Its problems come from making money from social media. Advertising fuels consumerism. And platforms prefer to spread far right messages.

So, imagine different social media.

For a better social media, we need to take it away from the US stock markets and men like Mark Zuckerberg. This would help with other goals. To get community ownership and democratic control we could have many smaller, perhaps more local, sites.

We could bring the big social media companies into public and transnational ownership. In a way that gives power to people and not governments. But we should also break them up, using anti-monopoly rules.

It is hard to know what sort of algorithms would be best to promote real community. We just need to try. But the algorithms that control what goes into peoples’ social feeds must be transparent: open source, open for scrutiny, and for change.
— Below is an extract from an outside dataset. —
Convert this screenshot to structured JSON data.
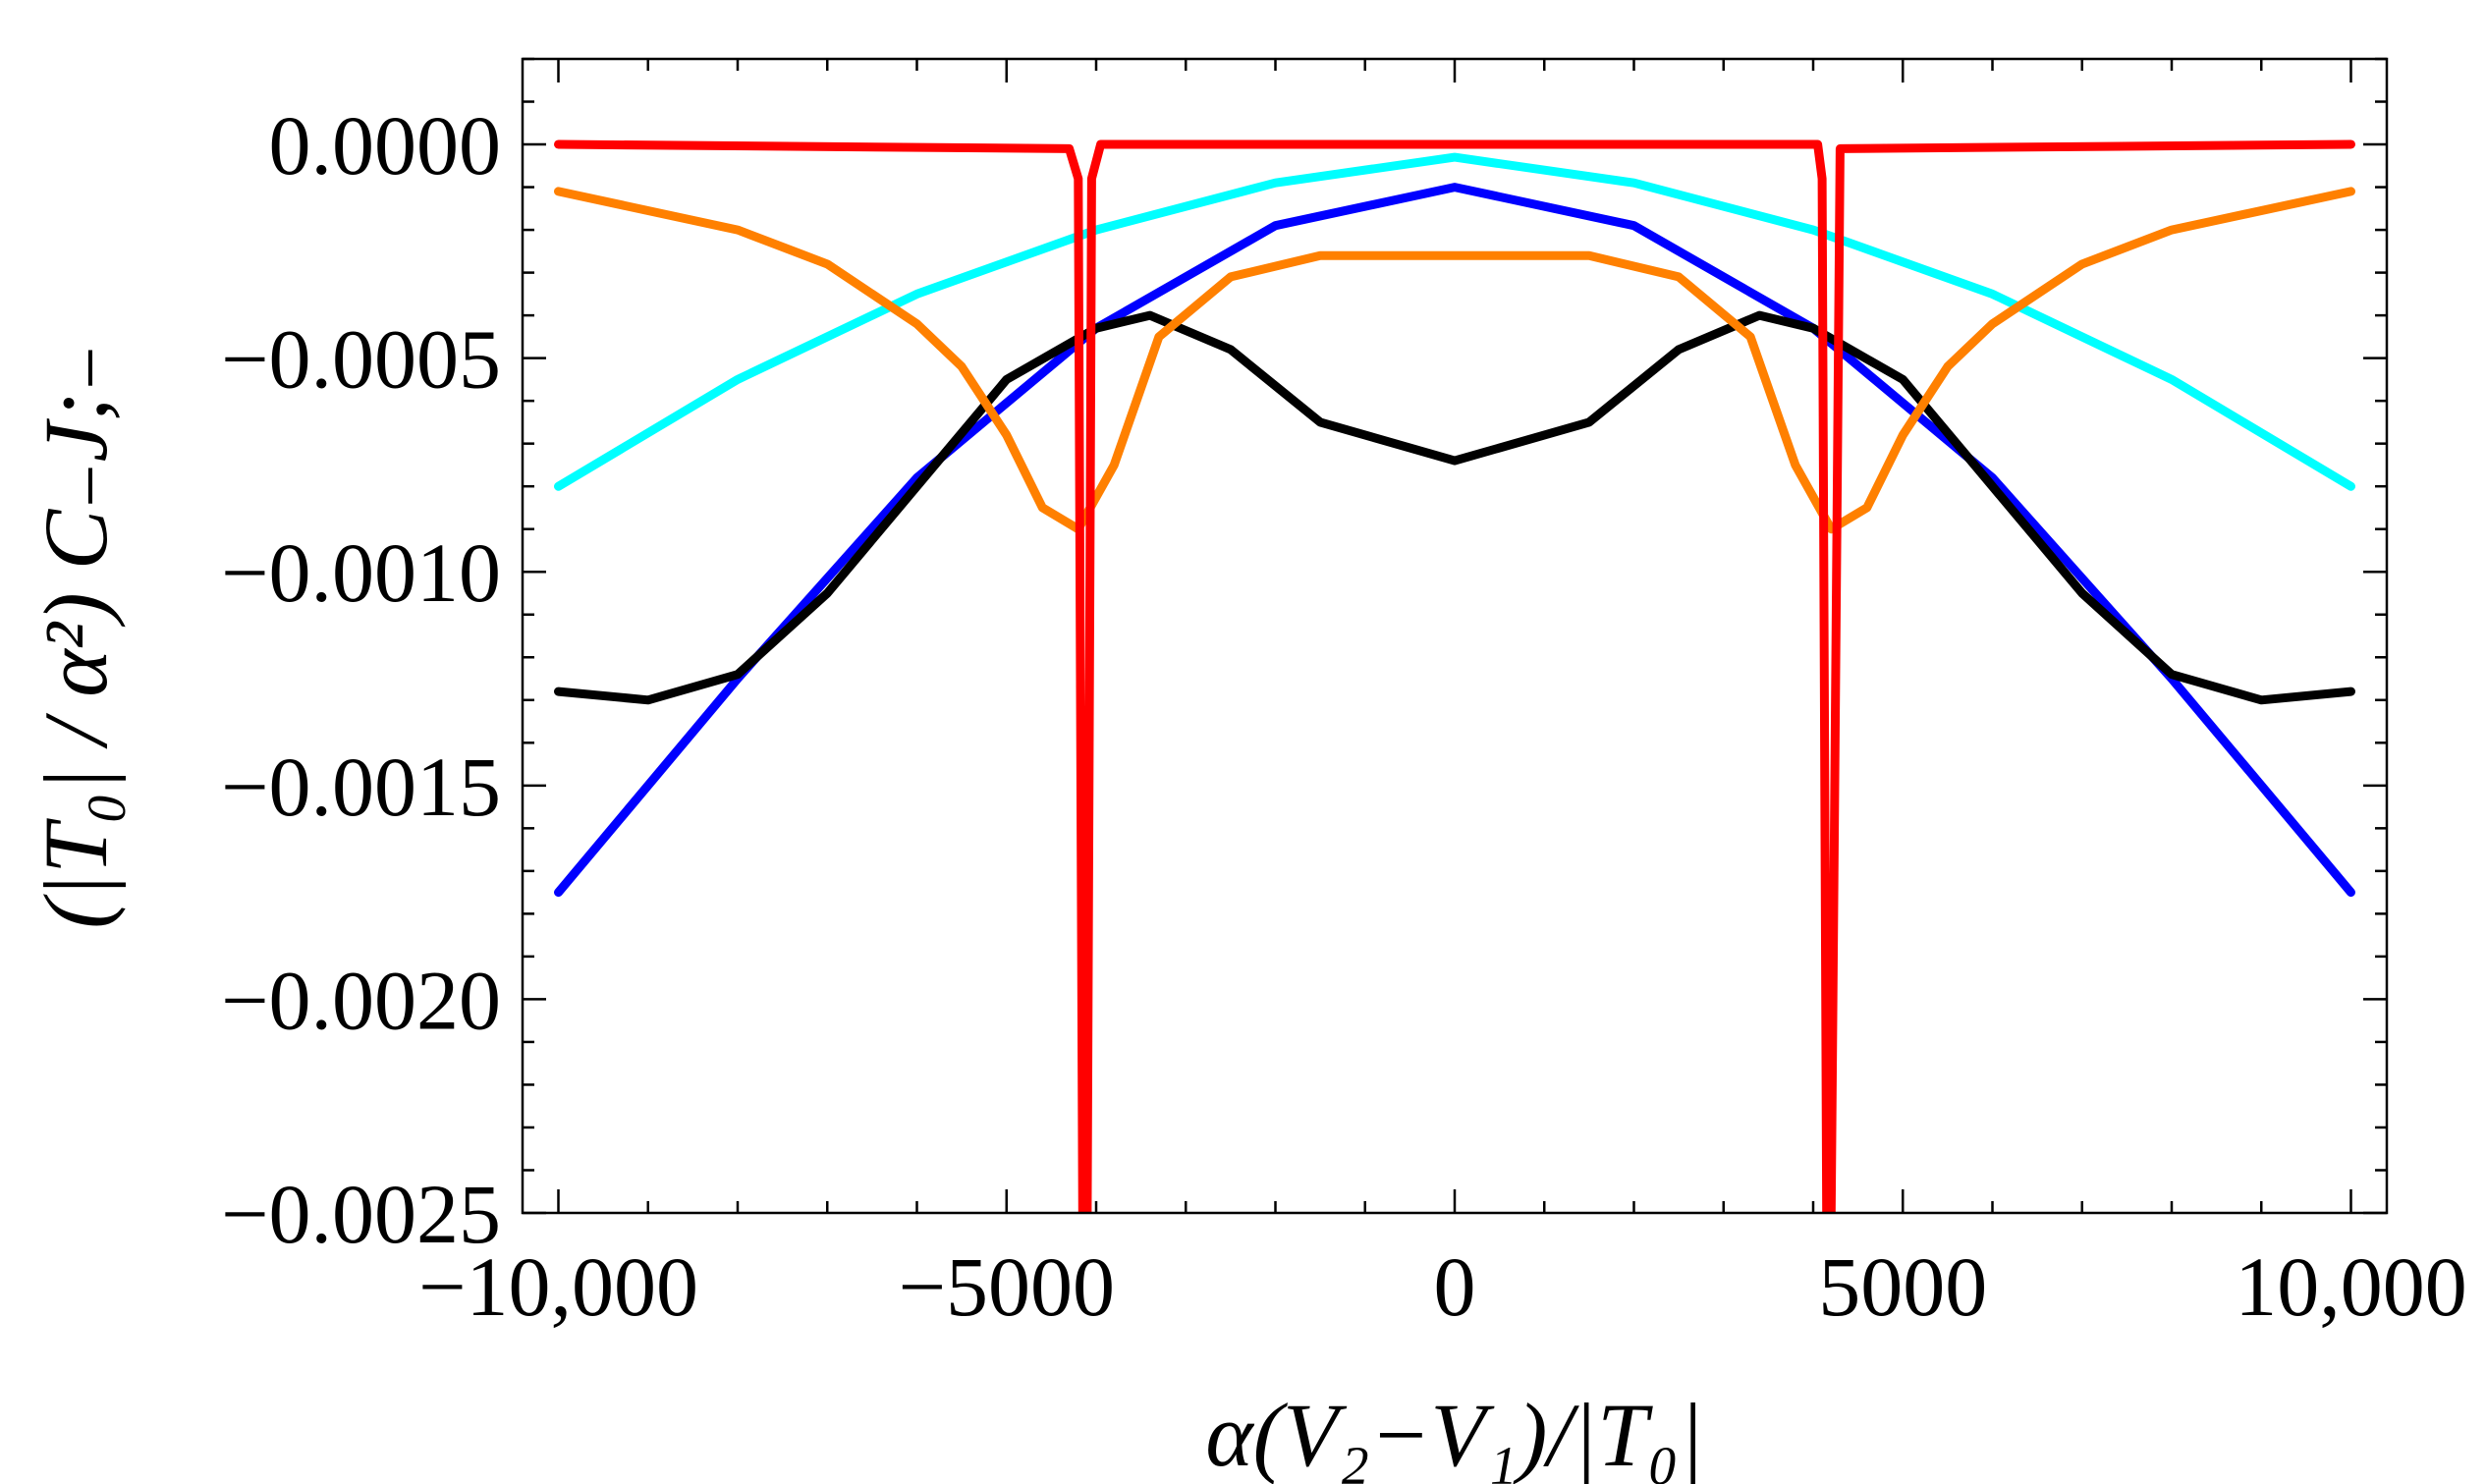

We could also adapt from sites like Wikipedia, and Reddit, where user votes decide which posts and comments we see. We could decide together in groups what content to allow and not to allow to meet groups’ needs.

A new social media could be slower and kinder. We could design it to be satisfying, to build connections in the real world, and not to be addictive.

That would also help to make it green. At the moment, there is a big infrastructure of cables, servers, and throwaway devices using energy and materials. At the moment, corporate social media uses many exploited Global South workers - from brutalized coltan miners to exhausted content moderators. Our social media would reduce and make better use of network flows and screentime. Different sites need to talk to each other, just as email providers or mobile operators need to. There’s no point being on a site if your friends aren’t, but if your server can send on messages to theirs, there is less of a barrier. And encryption will be vital for privacy.

Artist and software developer Darius Kazemi has a very interesting idea. He suggests the 2.7 million public libraries around the world could host its own social media server. This would provide local accountability and access and these servers would get help from librarians’ experience in organising information.

Now in 2023, there’s a reason to hope. After the problems of Musk’s new toy, millions of users have accounts with the federated social media software Mastodon. It feels like an experiment. But we will need many more...


(This article is in easier English so it is possible that we changed the words, the text structure, and the quotes.)